5.3 Confirming Accuracy of Smart Cruet

To confirm the accuracy of adding seasoning with the Smart Cruet, we conducted an experiment. In this experiment, we added 50 ml of soy sauce 10 times using the Smart Cruet. After this we compared the amount estimated by the Smart Cruet to the actual added amount. As a result, the average of the added amount was 51.37 ml, the average of the estimated amount was 54.23 ml, thus, the average error between the actual amount and the estimated amount was 5.56%. Moreover, the error between the average estimated amount and the preferable amount (50 ml) was 8.46%.
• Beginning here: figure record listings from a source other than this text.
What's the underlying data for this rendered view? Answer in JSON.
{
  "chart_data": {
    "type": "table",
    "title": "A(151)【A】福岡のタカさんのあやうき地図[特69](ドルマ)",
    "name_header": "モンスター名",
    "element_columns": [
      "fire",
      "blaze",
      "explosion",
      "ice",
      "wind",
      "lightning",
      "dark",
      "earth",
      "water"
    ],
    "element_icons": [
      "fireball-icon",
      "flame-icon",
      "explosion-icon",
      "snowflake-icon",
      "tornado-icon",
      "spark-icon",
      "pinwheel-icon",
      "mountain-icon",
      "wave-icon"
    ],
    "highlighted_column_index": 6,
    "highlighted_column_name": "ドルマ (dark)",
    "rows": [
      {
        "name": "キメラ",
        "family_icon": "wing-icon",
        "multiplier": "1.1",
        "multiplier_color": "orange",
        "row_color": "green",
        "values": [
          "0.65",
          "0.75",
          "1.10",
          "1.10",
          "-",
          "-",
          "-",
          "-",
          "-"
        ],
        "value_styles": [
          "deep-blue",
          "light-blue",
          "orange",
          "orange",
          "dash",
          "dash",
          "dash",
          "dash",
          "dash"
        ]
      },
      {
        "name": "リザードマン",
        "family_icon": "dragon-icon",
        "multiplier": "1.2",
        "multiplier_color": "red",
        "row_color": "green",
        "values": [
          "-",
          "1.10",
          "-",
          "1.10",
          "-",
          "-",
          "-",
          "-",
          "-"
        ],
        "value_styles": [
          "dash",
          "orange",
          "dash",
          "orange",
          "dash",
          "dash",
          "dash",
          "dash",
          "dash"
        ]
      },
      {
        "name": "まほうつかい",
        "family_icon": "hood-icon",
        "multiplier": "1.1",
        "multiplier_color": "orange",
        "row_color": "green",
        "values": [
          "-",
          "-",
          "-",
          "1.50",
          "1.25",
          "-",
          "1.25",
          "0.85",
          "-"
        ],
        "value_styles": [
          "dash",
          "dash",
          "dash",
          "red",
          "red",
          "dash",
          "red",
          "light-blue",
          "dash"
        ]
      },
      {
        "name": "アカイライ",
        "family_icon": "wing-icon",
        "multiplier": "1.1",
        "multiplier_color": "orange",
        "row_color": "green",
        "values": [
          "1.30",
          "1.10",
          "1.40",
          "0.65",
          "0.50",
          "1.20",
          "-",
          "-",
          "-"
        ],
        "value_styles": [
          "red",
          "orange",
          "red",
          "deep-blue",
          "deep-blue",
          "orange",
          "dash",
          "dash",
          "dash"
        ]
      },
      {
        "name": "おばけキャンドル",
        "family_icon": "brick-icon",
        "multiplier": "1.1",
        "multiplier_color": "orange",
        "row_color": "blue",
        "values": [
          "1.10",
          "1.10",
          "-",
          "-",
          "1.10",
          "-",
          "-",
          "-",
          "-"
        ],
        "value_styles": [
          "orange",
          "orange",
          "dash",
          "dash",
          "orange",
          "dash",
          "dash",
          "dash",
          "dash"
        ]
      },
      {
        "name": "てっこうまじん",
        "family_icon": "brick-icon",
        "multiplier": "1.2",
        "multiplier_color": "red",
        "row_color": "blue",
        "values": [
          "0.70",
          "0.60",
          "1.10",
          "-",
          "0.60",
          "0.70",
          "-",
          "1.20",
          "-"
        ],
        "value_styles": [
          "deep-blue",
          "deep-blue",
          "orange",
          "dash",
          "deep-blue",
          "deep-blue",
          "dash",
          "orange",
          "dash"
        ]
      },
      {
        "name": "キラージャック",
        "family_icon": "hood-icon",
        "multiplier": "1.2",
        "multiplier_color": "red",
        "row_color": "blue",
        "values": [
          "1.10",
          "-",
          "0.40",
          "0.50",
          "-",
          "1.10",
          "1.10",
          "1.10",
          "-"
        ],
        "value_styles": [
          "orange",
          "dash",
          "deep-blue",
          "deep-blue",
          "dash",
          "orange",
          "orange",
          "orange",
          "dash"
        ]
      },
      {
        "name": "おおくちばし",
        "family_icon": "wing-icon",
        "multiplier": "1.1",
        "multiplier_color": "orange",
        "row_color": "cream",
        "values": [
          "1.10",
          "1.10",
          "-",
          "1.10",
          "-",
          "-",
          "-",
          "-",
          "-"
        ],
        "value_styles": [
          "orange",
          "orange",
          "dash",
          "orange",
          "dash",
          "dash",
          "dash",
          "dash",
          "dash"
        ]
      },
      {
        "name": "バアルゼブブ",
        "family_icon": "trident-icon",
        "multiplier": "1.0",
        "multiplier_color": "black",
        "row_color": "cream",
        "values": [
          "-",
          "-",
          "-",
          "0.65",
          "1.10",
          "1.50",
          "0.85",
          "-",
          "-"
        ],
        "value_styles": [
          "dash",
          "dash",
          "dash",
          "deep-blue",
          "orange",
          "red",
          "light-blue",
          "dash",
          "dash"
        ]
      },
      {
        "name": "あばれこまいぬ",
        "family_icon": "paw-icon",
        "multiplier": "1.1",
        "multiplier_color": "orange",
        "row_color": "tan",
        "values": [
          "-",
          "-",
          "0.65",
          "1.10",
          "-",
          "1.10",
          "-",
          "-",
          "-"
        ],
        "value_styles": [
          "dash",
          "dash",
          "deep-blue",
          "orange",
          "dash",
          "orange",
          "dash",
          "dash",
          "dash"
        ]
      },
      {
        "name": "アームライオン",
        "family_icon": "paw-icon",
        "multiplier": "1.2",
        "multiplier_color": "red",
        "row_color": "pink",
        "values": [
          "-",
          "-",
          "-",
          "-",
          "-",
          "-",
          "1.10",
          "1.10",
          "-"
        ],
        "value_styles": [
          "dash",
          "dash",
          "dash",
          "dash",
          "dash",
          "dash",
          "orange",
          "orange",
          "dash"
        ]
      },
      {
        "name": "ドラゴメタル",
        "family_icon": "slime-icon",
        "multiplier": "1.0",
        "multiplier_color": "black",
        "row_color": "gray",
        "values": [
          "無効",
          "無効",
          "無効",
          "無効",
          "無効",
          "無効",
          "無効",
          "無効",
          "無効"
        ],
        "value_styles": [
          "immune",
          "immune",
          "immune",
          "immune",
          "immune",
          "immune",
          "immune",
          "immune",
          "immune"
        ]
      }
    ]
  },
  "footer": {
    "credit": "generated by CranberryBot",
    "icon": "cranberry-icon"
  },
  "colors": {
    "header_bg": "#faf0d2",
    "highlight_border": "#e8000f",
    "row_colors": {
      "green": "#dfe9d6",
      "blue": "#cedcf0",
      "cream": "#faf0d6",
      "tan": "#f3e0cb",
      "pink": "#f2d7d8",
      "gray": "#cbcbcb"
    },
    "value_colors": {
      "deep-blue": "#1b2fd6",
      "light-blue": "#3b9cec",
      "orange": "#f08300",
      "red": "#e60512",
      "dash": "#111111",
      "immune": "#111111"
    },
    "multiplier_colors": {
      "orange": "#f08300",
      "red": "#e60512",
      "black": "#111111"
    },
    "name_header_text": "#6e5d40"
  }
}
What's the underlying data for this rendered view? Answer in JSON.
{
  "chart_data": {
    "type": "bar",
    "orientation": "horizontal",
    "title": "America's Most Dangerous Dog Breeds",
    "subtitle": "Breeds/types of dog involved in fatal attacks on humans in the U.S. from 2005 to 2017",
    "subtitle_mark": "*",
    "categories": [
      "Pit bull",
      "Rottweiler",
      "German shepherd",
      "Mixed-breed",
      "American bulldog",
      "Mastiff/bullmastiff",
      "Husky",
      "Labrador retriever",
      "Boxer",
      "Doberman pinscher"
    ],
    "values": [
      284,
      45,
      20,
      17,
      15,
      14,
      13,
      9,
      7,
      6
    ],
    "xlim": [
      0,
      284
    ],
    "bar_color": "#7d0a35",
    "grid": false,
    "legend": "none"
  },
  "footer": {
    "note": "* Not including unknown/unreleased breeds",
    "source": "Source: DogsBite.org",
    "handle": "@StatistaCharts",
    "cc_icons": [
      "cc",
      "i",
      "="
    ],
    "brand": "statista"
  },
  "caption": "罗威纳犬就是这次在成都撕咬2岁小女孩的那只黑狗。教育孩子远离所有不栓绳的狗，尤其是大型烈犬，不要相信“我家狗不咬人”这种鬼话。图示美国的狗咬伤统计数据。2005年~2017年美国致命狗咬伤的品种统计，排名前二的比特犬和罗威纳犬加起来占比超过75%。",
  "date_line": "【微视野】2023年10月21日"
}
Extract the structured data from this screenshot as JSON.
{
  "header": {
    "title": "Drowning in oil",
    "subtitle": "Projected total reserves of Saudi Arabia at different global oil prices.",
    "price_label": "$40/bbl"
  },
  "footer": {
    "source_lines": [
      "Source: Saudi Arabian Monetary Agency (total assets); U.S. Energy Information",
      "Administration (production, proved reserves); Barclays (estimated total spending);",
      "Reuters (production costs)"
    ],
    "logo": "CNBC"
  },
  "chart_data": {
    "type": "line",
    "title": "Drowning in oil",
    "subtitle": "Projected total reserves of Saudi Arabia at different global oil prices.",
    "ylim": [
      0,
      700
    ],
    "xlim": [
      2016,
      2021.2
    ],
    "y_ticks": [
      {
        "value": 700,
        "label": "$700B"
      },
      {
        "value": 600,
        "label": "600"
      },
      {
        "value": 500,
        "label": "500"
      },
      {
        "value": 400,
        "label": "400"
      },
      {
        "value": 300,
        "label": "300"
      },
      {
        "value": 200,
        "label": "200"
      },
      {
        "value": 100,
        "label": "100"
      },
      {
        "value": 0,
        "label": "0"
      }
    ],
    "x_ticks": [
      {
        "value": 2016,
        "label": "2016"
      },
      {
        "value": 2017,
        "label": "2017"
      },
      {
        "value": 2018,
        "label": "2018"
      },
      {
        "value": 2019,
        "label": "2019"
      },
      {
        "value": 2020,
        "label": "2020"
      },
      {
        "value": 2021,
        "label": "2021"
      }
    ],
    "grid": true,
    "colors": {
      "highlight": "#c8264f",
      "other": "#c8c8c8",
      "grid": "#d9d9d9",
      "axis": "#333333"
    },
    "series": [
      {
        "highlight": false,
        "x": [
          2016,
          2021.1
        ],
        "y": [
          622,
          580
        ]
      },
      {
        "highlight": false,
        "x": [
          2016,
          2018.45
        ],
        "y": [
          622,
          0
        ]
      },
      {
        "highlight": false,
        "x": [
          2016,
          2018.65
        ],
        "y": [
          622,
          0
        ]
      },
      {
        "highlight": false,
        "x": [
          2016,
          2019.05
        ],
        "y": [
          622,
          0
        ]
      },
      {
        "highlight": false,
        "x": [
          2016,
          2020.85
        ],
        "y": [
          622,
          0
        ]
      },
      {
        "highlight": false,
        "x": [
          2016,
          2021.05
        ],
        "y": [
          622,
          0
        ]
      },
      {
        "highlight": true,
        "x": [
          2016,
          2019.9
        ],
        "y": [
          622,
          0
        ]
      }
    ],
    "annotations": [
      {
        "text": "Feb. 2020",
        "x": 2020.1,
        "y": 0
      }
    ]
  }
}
As we showed in Sect. 3.2, even if the cooks are experienced, there is approximately 30% error between rough estimation and preferable amount. Therefore, it is assumed that a dish seasoned by the Smart Cruet is closer to user’s preference than by using rough estimation. Furthermore, it is easier to use than using measuring spoons.

6 Conclusion

In this paper, we proposed a cooking support system that adjusts the amount of seasoning depending on the user’s preference and support adding the correct amount of seasoning, through smartphone and Smart Cruet. The system analyzes the user’s preference based on the feedback for five basic tastes evaluated by five grades after each eating a dish and adjust the amount of seasoning in the selected recipe depending on the user’s preference. For the adjusted amount of seasoning, Smart Cruet, which embeds motion sensors, LED light, and BLE communication interface, indicates the moment to stop adding the seasoning. We were successful in improving the adjustment to user’s preference in 7 days through a two week feedback experiment. Furthermore, Smart Cruet achieved a 5.56% average error, which is clearly lower than adding seasoning based on rough estimation. Because we used the recipes made by registered dietitians in this paper, as future work, we will mainly focus on adjusting the amount of seasoning for online recipes registered by non professional cooks. We also plan to test the efficiency of our system with higher number of participants.